Iguratimod (IGU), a small-molecule compound that is being widely used in China and Japan, is a potential anti-rheumatic drug and is used for the treatment of several rheumatic diseases (Jiang H. et al., 2020). An advantage of IGU is its inhibition of the functions of B cells by reducing the production of immunoglobulin and various inflammatory cytokines, including interleukin (IL)-1, IL-6, IL-8, and tumor necrosis factor (TNF) (Xu et al., 2015). Several research studies have documented IGU as an effective therapeutic agent for pulmonary fibrosis and osteoporosis (Wu et al., 2017). The multi-effects of IGU on immune modulation has made it a widely used drug for treating rheumatic diseases, including pSS. Although several studies have been conducted to assess the efficacy of IGU for treating pSS (Jiang et al., 2014; Jiang et al., 2016; Xia et al., 2017; Xu et al., 2017; Li et al., 2018; Liao, 2018; Luo et al., 2018; Wang, 2018; Bai and Jiao, 2019; Ji and Cheng, 2019; Wang et al., 2019; Zhang, 2019; Zhang and Shen, 2019;Zhao, 2019; Jiang W. et al., 2020; Li and Long, 2020; Lin and Zhang, 2020; Wang and Wang, 2020; Yu, 2020), no consensus has been reached.
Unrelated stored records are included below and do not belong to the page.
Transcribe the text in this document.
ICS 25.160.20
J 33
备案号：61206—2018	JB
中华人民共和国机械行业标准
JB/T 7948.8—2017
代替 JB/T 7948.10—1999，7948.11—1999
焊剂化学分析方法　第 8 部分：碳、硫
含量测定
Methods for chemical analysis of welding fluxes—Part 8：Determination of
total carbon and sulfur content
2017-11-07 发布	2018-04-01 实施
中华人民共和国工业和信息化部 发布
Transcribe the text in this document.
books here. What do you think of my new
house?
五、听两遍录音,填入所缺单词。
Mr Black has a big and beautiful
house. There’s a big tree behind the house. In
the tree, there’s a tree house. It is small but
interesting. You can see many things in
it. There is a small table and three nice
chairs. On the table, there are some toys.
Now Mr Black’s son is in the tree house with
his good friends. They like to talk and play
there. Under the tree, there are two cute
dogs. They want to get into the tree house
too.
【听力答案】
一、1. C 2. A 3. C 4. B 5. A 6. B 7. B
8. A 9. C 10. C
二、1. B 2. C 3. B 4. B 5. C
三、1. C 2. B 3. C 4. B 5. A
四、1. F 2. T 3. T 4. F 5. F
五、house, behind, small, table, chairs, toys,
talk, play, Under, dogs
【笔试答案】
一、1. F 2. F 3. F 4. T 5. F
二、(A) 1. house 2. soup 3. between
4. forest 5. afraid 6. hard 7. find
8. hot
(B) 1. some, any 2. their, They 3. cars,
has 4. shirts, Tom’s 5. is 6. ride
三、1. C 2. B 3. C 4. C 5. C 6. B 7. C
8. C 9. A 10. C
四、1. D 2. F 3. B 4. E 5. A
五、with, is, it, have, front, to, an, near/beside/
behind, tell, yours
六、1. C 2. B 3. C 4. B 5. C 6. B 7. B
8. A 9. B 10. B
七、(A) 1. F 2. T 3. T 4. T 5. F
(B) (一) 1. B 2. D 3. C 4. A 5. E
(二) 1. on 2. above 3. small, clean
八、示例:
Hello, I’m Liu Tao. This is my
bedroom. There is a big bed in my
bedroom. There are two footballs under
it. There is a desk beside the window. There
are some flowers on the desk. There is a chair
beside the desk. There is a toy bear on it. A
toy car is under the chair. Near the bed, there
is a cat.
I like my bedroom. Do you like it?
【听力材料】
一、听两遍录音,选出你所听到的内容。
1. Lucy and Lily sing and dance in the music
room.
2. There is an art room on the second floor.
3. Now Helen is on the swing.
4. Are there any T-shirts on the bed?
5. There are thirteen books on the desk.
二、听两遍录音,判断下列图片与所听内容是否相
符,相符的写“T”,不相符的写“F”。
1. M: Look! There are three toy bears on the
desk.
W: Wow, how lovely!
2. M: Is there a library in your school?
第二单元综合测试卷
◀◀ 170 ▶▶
Here, we aimed to analyze the effectiveness and safety of IGU for treating pSS by performing a comprehensive meta-analysis of the available data.

Methods

The Preferred Reporting Item for Systematic Reviews and Meta-Analyses (PRISMA) Statement (Moher et al., 2009) and protocol registration in PROSPERO (CRD42020204889) were strictly observed for this review.

Literature Search

Eight databases, namely PubMed, EBSCOhost, Cochrane Central Register of Controlled Trials (CENTRAL), embase, Chinese Biomedical (CBM) database, China National Knowledge Infrastructure (CNKI), Chinese VIP Information database, and Wanfang Med Database, and two clinical trial websites, namely Clinicaltrials and Chinese Clinical Trial Registry, were searched from their conception to August 10, 2020 by two authors independently. Only trials published in the English and Chinese languages were searched. The following search terms were used in the first four English databases: iguratimod OR IGU OR elamode OR T-614 AND Sjogrens Syndrome OR Sjögren’s Syndrome OR syndrome, Sjögren’s OR Sjogren’s Syndrome OR syndrome, Sjogren’s OR Sjogren Syndrome OR Sjoegren Syndrome OR SS OR SjS OR Syndrome, Sicca OR Sicca Syndrome. Search terms such as “ai la mo de” (the Chinese name of iguratimod) and “gan zao zong he zheng” (the Chinese name of Sjögren's syndrome) were used in the other four Chinese databases.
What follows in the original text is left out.